Wednesday, 24 March 2010

Finding Self

Thinking about what I said yesterday about my father reminded me of the times I was given homework from school. I never asked my mother to help me with homework; it always ended in a mini battle of wills. I never did it well enough I would ask my father to help me with the homework.

I would ask him a question, and he would say, 'Well, what do you think.' I always got really frustrated because I thought that if I was asking him then I didn't know the answer myself. But he was right, with some gentle prodding I always came up with the answer. More important I always left feeling that I had done my homework on my own and I had learned something.

A distraught student approached his Tao master. "Please, Master, I feel lost, desperate. I don't know who I am. Please, show me my true self! “But the teacher just looked away without responding. The student began to plead and beg, but still the master gave no reply. Finally giving up in frustration, the student turned to leave. At that moment the master called out to him by name. "Yes!" the student said as he spun back around. "There it is!" exclaimed the master.

There are times in life when we bring grief and frustration to ourselves because we spend so much time trying to analyse what has gone wrong. For the artist it is called painters block.

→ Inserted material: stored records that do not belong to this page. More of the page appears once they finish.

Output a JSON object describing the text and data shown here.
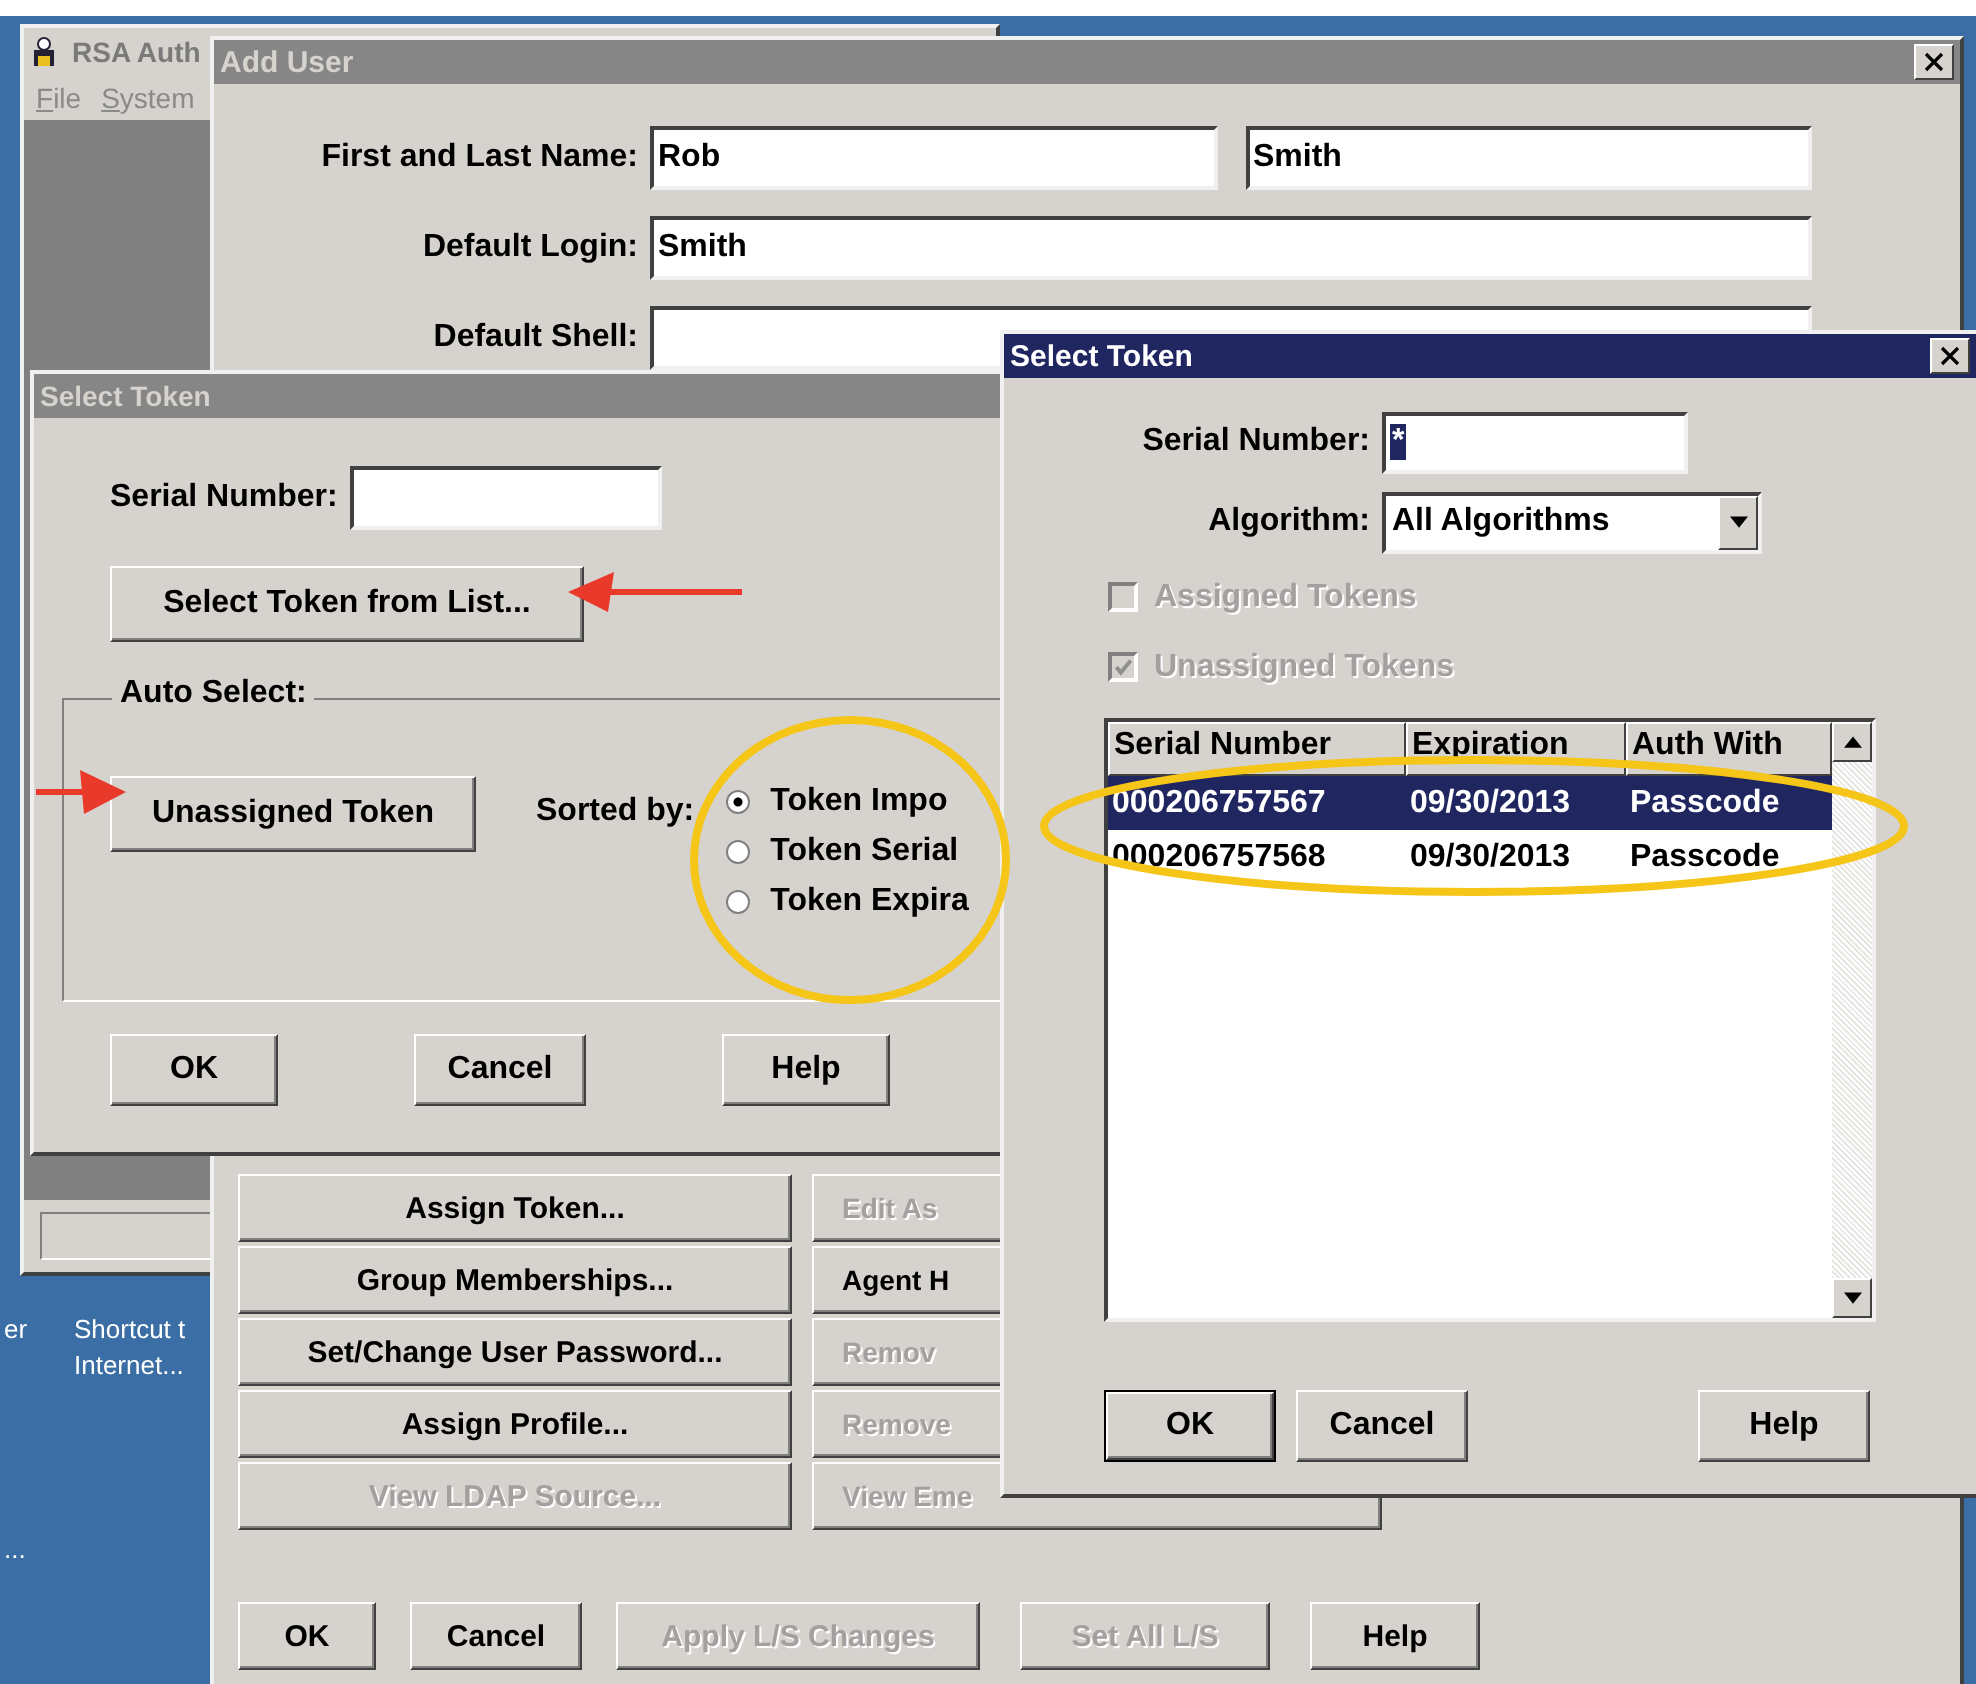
{
  "desktop": {
    "icons": [
      {
        "label": "er"
      },
      {
        "label": "Shortcut t\nInternet..."
      },
      {
        "label": "..."
      }
    ]
  },
  "main_window": {
    "title": "RSA Auth",
    "menu": [
      "File",
      "System"
    ]
  },
  "add_user": {
    "title": "Add User",
    "fields": [
      {
        "label": "First and Last Name:",
        "values": [
          "Rob",
          "Smith"
        ]
      },
      {
        "label": "Default Login:",
        "values": [
          "Smith"
        ]
      },
      {
        "label": "Default Shell:"
      }
    ],
    "left_buttons": [
      {
        "label": "Assign Token...",
        "disabled": false
      },
      {
        "label": "Group Memberships...",
        "disabled": false
      },
      {
        "label": "Set/Change User Password...",
        "disabled": false
      },
      {
        "label": "Assign Profile...",
        "disabled": false
      },
      {
        "label": "View LDAP Source...",
        "disabled": true
      }
    ],
    "right_buttons": [
      {
        "label": "Edit As",
        "disabled": true
      },
      {
        "label": "Agent H",
        "disabled": false
      },
      {
        "label": "Remov",
        "disabled": true
      },
      {
        "label": "Remove",
        "disabled": true
      },
      {
        "label": "View Eme",
        "disabled": true
      }
    ],
    "footer_buttons": [
      {
        "label": "OK",
        "disabled": false
      },
      {
        "label": "Cancel",
        "disabled": false
      },
      {
        "label": "Apply L/S Changes",
        "disabled": true
      },
      {
        "label": "Set All L/S",
        "disabled": true
      },
      {
        "label": "Help",
        "disabled": false
      }
    ]
  },
  "back_dialog": {
    "title": "Select Token",
    "serial_label": "Serial Number:",
    "list_button": "Select Token from List...",
    "group_label": "Auto Select:",
    "auto_button": "Unassigned Token",
    "sorted_label": "Sorted by:",
    "sort_options": [
      {
        "label": "Token Impo",
        "selected": true
      },
      {
        "label": "Token Serial",
        "selected": false
      },
      {
        "label": "Token Expira",
        "selected": false
      }
    ],
    "buttons": [
      "OK",
      "Cancel",
      "Help"
    ]
  },
  "front_dialog": {
    "title": "Select Token",
    "serial_label": "Serial Number:",
    "serial_value": "*",
    "algorithm_label": "Algorithm:",
    "algorithm_value": "All Algorithms",
    "checkboxes": [
      {
        "label": "Assigned Tokens",
        "checked": false,
        "disabled": true
      },
      {
        "label": "Unassigned Tokens",
        "checked": true,
        "disabled": true
      }
    ],
    "columns": [
      "Serial Number",
      "Expiration",
      "Auth With"
    ],
    "rows": [
      {
        "cells": [
          "000206757567",
          "09/30/2013",
          "Passcode"
        ],
        "selected": true
      },
      {
        "cells": [
          "000206757568",
          "09/30/2013",
          "Passcode"
        ],
        "selected": false
      }
    ],
    "buttons": [
      {
        "label": "OK",
        "default": true
      },
      {
        "label": "Cancel",
        "default": false
      },
      {
        "label": "Help",
        "default": false
      }
    ]
  }
}
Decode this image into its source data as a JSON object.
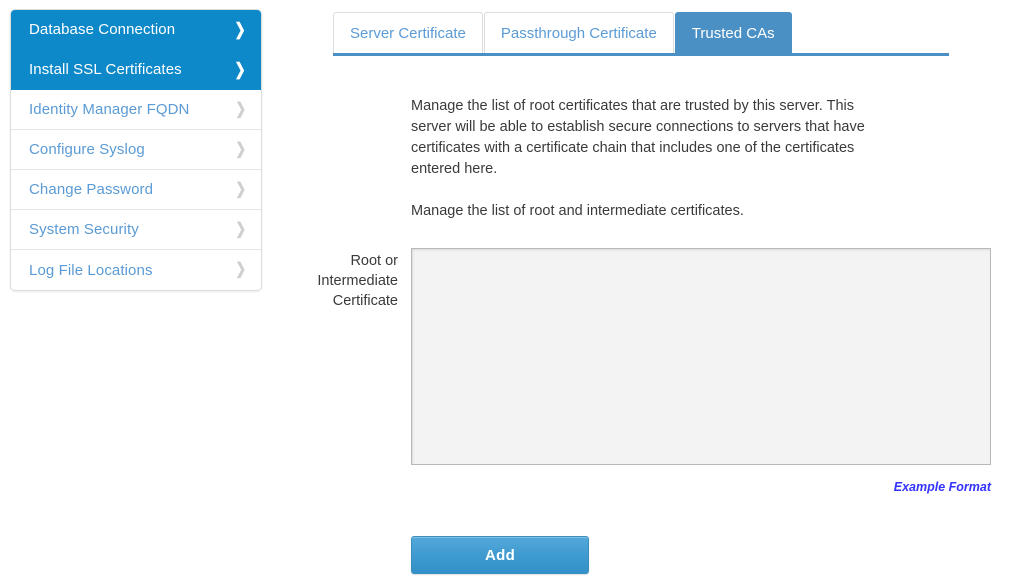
{
  "sidebar": {
    "items": [
      {
        "label": "Database Connection",
        "active": false,
        "chevron_icon": "chevron-right-icon"
      },
      {
        "label": "Install SSL Certificates",
        "active": true,
        "chevron_icon": "chevron-right-icon"
      },
      {
        "label": "Identity Manager FQDN",
        "active": false,
        "chevron_icon": "chevron-right-icon"
      },
      {
        "label": "Configure Syslog",
        "active": false,
        "chevron_icon": "chevron-right-icon"
      },
      {
        "label": "Change Password",
        "active": false,
        "chevron_icon": "chevron-right-icon"
      },
      {
        "label": "System Security",
        "active": false,
        "chevron_icon": "chevron-right-icon"
      },
      {
        "label": "Log File Locations",
        "active": false,
        "chevron_icon": "chevron-right-icon"
      }
    ]
  },
  "tabs": [
    {
      "label": "Server Certificate",
      "active": false
    },
    {
      "label": "Passthrough Certificate",
      "active": false
    },
    {
      "label": "Trusted CAs",
      "active": true
    }
  ],
  "main": {
    "paragraph_1": "Manage the list of root certificates that are trusted by this server. This server will be able to establish secure connections to servers that have certificates with a certificate chain that includes one of the certificates entered here.",
    "paragraph_2": "Manage the list of root and intermediate certificates.",
    "field_label": "Root or Intermediate Certificate",
    "certificate_value": "",
    "certificate_placeholder": "",
    "example_format_link": "Example Format",
    "add_button_label": "Add"
  },
  "colors": {
    "sidebar_active_blue": "#0d88c9",
    "tab_active_blue": "#4a90c4",
    "link_blue": "#5b9bd5",
    "example_link": "#3333ff",
    "button_blue": "#3f9bd0",
    "textarea_fill": "#f3f3f3"
  }
}
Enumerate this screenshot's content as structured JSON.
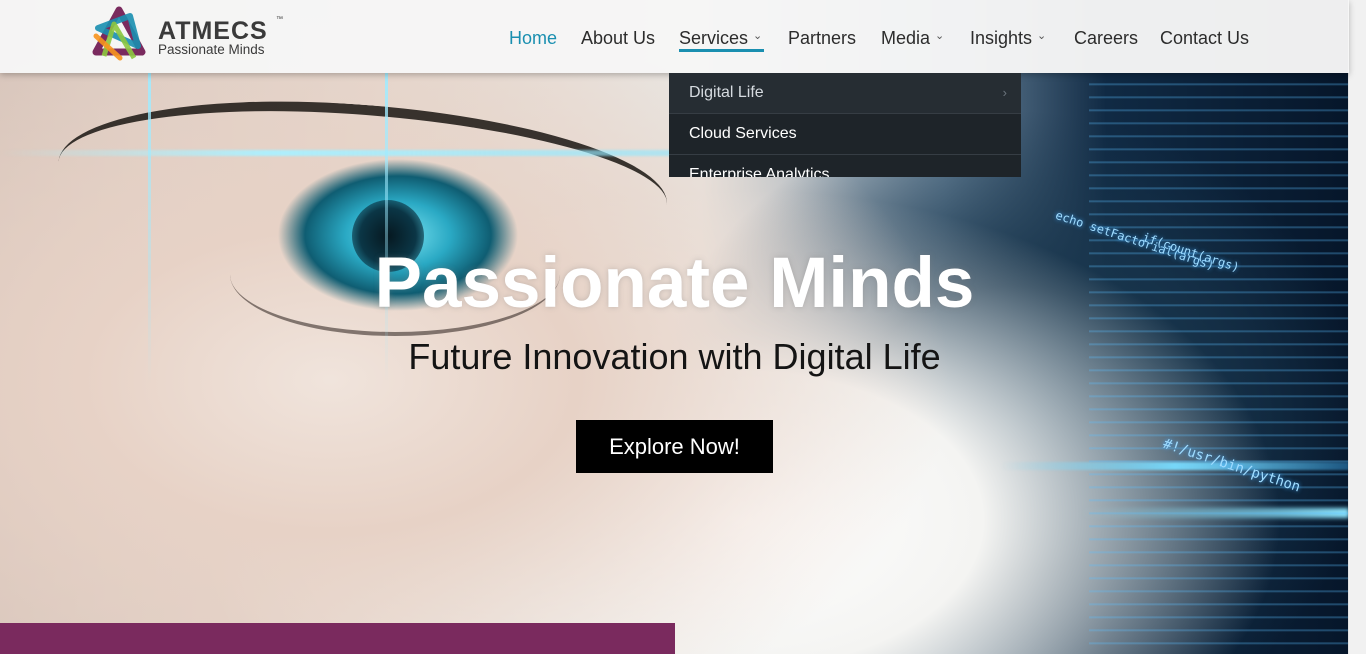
{
  "brand": {
    "name": "ATMECS",
    "trademark": "™",
    "tagline": "Passionate Minds"
  },
  "nav": {
    "items": [
      {
        "label": "Home",
        "active": true,
        "has_submenu": false
      },
      {
        "label": "About Us",
        "active": false,
        "has_submenu": false
      },
      {
        "label": "Services",
        "active": false,
        "has_submenu": true
      },
      {
        "label": "Partners",
        "active": false,
        "has_submenu": false
      },
      {
        "label": "Media",
        "active": false,
        "has_submenu": true
      },
      {
        "label": "Insights",
        "active": false,
        "has_submenu": true
      },
      {
        "label": "Careers",
        "active": false,
        "has_submenu": false
      },
      {
        "label": "Contact Us",
        "active": false,
        "has_submenu": false
      }
    ],
    "submenu_icon": "chevron-down-icon",
    "active_color": "#1a8fb0"
  },
  "services_menu": {
    "items": [
      {
        "label": "Digital Life",
        "has_submenu": true
      },
      {
        "label": "Cloud Services",
        "has_submenu": false
      },
      {
        "label": "Enterprise Analytics",
        "has_submenu": false
      }
    ],
    "submenu_icon": "chevron-right-icon"
  },
  "hero": {
    "title": "Passionate Minds",
    "subtitle": "Future Innovation with Digital Life",
    "cta_label": "Explore Now!",
    "code_snippets": [
      "echo setFactorial(args)",
      "#!/usr/bin/python",
      "if(count(args)"
    ]
  },
  "colors": {
    "accent": "#1a8fb0",
    "band": "#7a2a5e",
    "dropdown_bg": "#1e2429"
  }
}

Having also had to write during my life I am aware this does not happen just to artists, it happens also to writers.

Having just been through such a period with my art, no painting for more than two weeks, I am aware how frustrating it can be. Sadly no matter how often it happens I never learn from the last time, accept it, leave it for a bit and get on with preparing for the next painting. I was out walking the other day along a path I used to walk with my father in my youth. I was watching the yachts sail in the River Forth. I heard his voice saying, “What do you think, could that be a painting?” (I am not advising listening to voices other than the inner voice of self).

Sometimes we try too hard and in the process and get lost in the muddle we create. The painting I did yesterday is not the best I have painted by along way, but it is better than all the others I have done in the last two weeks. I can hear my father say, “Well what do you think?”

This blog is linked to my other where I discuss the artwork it can be seen at:-The Race

1 comment:

  1. I like this painting, Ralph. There is a sense of drama with the angle of the boats/sails. There is the mystery of the sea revealed in the drama. I can almost hear those waves crashing!